По пути открыла кладовку, и чугуном навалилась тоска. Санки, на которых отец возил ее зимой – ржавые, погнутые, с облупившейся синей краской, лыжи «Салют», на которых они однажды выехали в лес с его коллегами – кажется, только один раз это и было, стоило ли их покупать, – будильник с гравировкой «Время – деньги», открытка к какому-то Новому году, пачка рисунков: звери на кораблях, плывущие в неизвестные страны, тонкие тетради с заглавием «Жизнь насекомых», записка, исполненная неуверенной детской рукой синим фломастером: «Папа, извени, что не сказала спосибо».
Извини, что не сказала спасибо. Извини, что мы вообще почти не разговаривали. Извини, что не успели проститься. И что этот дом мне тоже не сохранить.
В спальне зазвенел будильник.
Время – деньги.
Ну и что будет дальше?
Марьяна живо представила – что.
Проснешься и скажешь: мне на работу пора.
Спрошу: завтракать будешь?
Ты скажешь: по пути что-то перехвачу, не переживай.
Да и что тут еще говорить?
Завтра у меня самолет. Нет смысла тянуть с прощанием.
Это всё – одно сплошное прощание. Такая вот цель визита.
Ты будешь долго искать ключи от машины в бездонной сумке. Они будут звенеть, но не находиться.
Потом найдешь.
Наверное, в этот раз стоит сказать спасибо?
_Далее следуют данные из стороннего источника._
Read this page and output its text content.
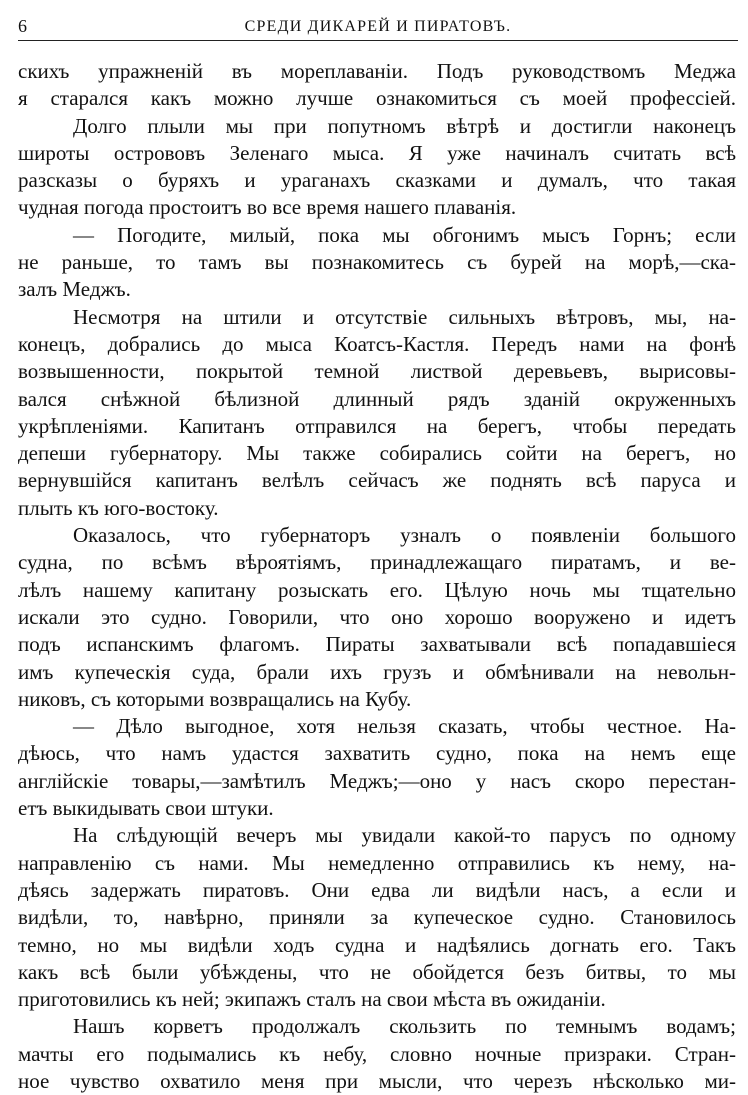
6	СРЕДИ ДИКАРЕЙ И ПИРАТОВЪ.
скихъ упражненій въ мореплаваніи. Подъ руководствомъ Меджа
я старался какъ можно лучше ознакомиться съ моей профессіей.
Долго плыли мы при попутномъ вѣтрѣ и достигли наконецъ
широты острововъ Зеленаго мыса. Я уже начиналъ считать всѣ
разсказы о буряхъ и ураганахъ сказками и думалъ, что такая
чудная погода простоитъ во все время нашего плаванія.
— Погодите, милый, пока мы обгонимъ мысъ Горнъ; если
не раньше, то тамъ вы познакомитесь съ бурей на морѣ,—ска-
залъ Меджъ.
Несмотря на штили и отсутствіе сильныхъ вѣтровъ, мы, на-
конецъ, добрались до мыса Коатсъ-Кастля. Передъ нами на фонѣ
возвышенности, покрытой темной листвой деревьевъ, вырисовы-
вался снѣжной бѣлизной длинный рядъ зданій окруженныхъ
укрѣпленіями. Капитанъ отправился на берегъ, чтобы передать
депеши губернатору. Мы также собирались сойти на берегъ, но
вернувшійся капитанъ велѣлъ сейчасъ же поднять всѣ паруса и
плыть къ юго-востоку.
Оказалось, что губернаторъ узналъ о появленіи большого
судна, по всѣмъ вѣроятіямъ, принадлежащаго пиратамъ, и ве-
лѣлъ нашему капитану розыскать его. Цѣлую ночь мы тщательно
искали это судно. Говорили, что оно хорошо вооружено и идетъ
подъ испанскимъ флагомъ. Пираты захватывали всѣ попадавшіеся
имъ купеческія суда, брали ихъ грузъ и обмѣнивали на невольн-
никовъ, съ которыми возвращались на Кубу.
— Дѣло выгодное, хотя нельзя сказать, чтобы честное. На-
дѣюсь, что намъ удастся захватить судно, пока на немъ еще
англійскіе товары,—замѣтилъ Меджъ;—оно у насъ скоро перестан-
етъ выкидывать свои штуки.
На слѣдующій вечеръ мы увидали какой-то парусъ по одному
направленію съ нами. Мы немедленно отправились къ нему, на-
дѣясь задержать пиратовъ. Они едва ли видѣли насъ, а если и
видѣли, то, навѣрно, приняли за купеческое судно. Становилось
темно, но мы видѣли ходъ судна и надѣялись догнать его. Такъ
какъ всѣ были убѣждены, что не обойдется безъ битвы, то мы
приготовились къ ней; экипажъ сталъ на свои мѣста въ ожиданіи.
Нашъ корветъ продолжалъ скользить по темнымъ водамъ;
мачты его подымались къ небу, словно ночные призраки. Стран-
ное чувство охватило меня при мысли, что черезъ нѣсколько ми-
Спасибо за эту ночь, скажу я, как в кино или плохом бульварном романе.
О чем ты говоришь, скажешь ты и поцелуешь меня в висок. Потом сжалишься и поцелуешь в губы.
Как будто и не было ничего.
Или наоборот – вот и все, что было.
По вторникам Марьяна ходит к психотерапевту. Ну как ходит? Они созваниваются в зуме, включают режим «конференция», и выглядит так, будто рядом сидят. При этом Марьяна сидит на лестнице дома. Или в саду. Или на набережной. Или в кафе. Или – как сейчас – в машине. Машина никуда не едет. Она припаркована на лужайке возле дома, и Марьяна использует ее как офис. Чтобы спуститься и сесть в машину, она даже не стала одеваться – на ней домашние шорты и майка, сверху толстовка Демьяна с логотипом университета, на ногах – резиновые сапоги.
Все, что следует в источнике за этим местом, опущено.